Copyright Coadic Guirec / Bestimage // Copyright HÉLICOTRONC & TRIPODE PRODUCTIONS


Une interview avec Lucie Debay constitue un grand plaisir au vu de la façon dont l’actrice transforme un entretien en vraie discussion informelle et amusée, avec autant de malice que dans son jeu. Le fait de revenir avec elle sur un film aussi particulier dans son ton que Le syndrome des amours passées permet alors de mieux cerner toute la légèreté émotionnelle qui anime le long-métrage ainsi que sa prestation.

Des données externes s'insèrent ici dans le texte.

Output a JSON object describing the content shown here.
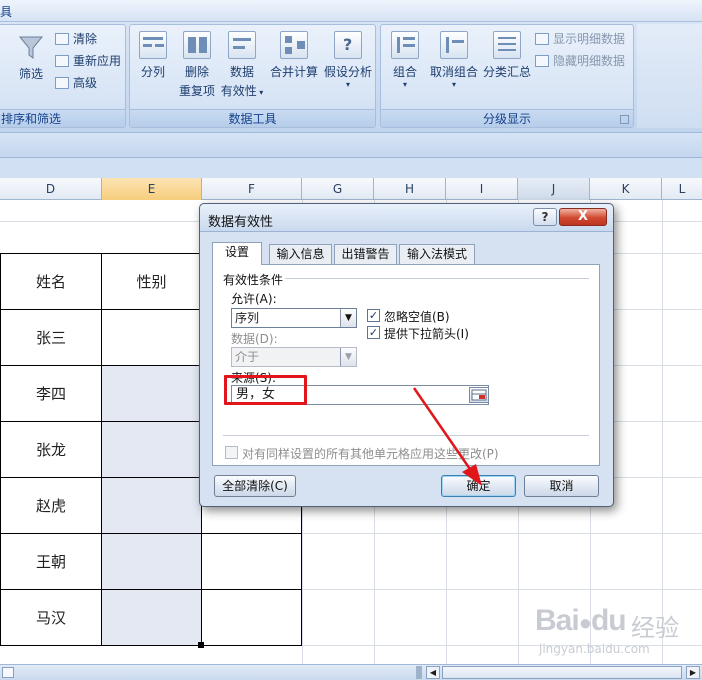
{
  "ribbon": {
    "top_left_fragment": "具",
    "sort_filter": {
      "label": "排序和筛选",
      "filter": "筛选",
      "clear": "清除",
      "reapply": "重新应用",
      "advanced": "高级"
    },
    "data_tools": {
      "label": "数据工具",
      "text_to_columns": "分列",
      "remove_duplicates_1": "删除",
      "remove_duplicates_2": "重复项",
      "validation_1": "数据",
      "validation_2": "有效性",
      "consolidate": "合并计算",
      "what_if": "假设分析"
    },
    "outline": {
      "label": "分级显示",
      "group": "组合",
      "ungroup": "取消组合",
      "subtotal": "分类汇总",
      "show_detail": "显示明细数据",
      "hide_detail": "隐藏明细数据"
    }
  },
  "grid": {
    "columns": [
      "D",
      "E",
      "F",
      "G",
      "H",
      "I",
      "J",
      "K",
      "L"
    ],
    "selected_column": "E",
    "header_name": "姓名",
    "header_gender": "性别",
    "names": [
      "张三",
      "李四",
      "张龙",
      "赵虎",
      "王朝",
      "马汉"
    ]
  },
  "dialog": {
    "title": "数据有效性",
    "help": "?",
    "close": "X",
    "tabs": [
      "设置",
      "输入信息",
      "出错警告",
      "输入法模式"
    ],
    "active_tab": "设置",
    "section_title": "有效性条件",
    "allow_label": "允许(A):",
    "allow_value": "序列",
    "data_label": "数据(D):",
    "data_value": "介于",
    "source_label": "来源(S):",
    "source_value": "男，女",
    "ignore_blank": "忽略空值(B)",
    "ignore_blank_checked": true,
    "dropdown_arrow": "提供下拉箭头(I)",
    "dropdown_arrow_checked": true,
    "apply_all": "对有同样设置的所有其他单元格应用这些更改(P)",
    "apply_all_checked": false,
    "clear_all": "全部清除(C)",
    "ok": "确定",
    "cancel": "取消"
  },
  "watermark": {
    "brand": "Bai",
    "brand_suffix": "du",
    "product": "经验",
    "url": "jingyan.baidu.com"
  },
  "colors": {
    "highlight": "#e0161b",
    "arrow": "#e0161b",
    "selected_column": "#f7cd7d"
  }
}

En fait, l’écriture se fait avec les acteurs et on reste en improvisation pendant tout le film. Mais, comme on connaît tellement bien la matière et le rapport avec chacun des autres personnages, c’est de l’impro très cadrée et travaillée. Donc, quand ils m’ont proposé leur deuxième film, j’ai dit oui directement. - Lucie Debay


Qu’est-ce qui vous a poussé à vous engager sur ce film ?

J’avais déjà travaillé sur le premier film des réalisateurs (Ann Sirot et Raphaël Balboni, Une vie démente) et c’est une expérience que j’ai beaucoup aimée parce qu’ils ont une méthode de travail qui offre un plaisir énorme aux acteurs. Ils nous impliquent en fait très en amont sur le tournage. Ils ont déjà une trame mais ils nous demandent d’improviser sur des situations. Ils filment, ils montent, ils réécrivent,… En fait, l’écriture se fait avec les acteurs et on reste en improvisation pendant tout le film. Mais, comme on connaît tellement bien la matière et le rapport avec chacun des autres personnages, c’est de l’impro très cadrée et travaillée. Donc, quand ils m’ont proposé leur deuxième film, j’ai dit oui directement. C’est tellement agréable de travailler comme ça.

Donc ils ont prolongé cela dans leur deuxième réalisation ?

Oui, c’est vrai qu’ils ont mis en place cette méthode qui est assez drôle en fait. Après, ils s’adaptent au sujet donc il y a évidemment beaucoup de choses qui changeaient parce qu’ici, on se trouve dans une comédie romantique avec un côté assez absurde par ce syndrome qui n’existe pas. C’est quelque chose qui m’éclatait pas mal. Et très vite, en improvisant, on s’est rendu compte que les situations étaient vraiment folles à jouer. Aussi, ce côté absurde va faire vivre au couple quelque chose de condensé. Il y a quand même plein de situations qu’on connaît et on peut tous s’y identifier.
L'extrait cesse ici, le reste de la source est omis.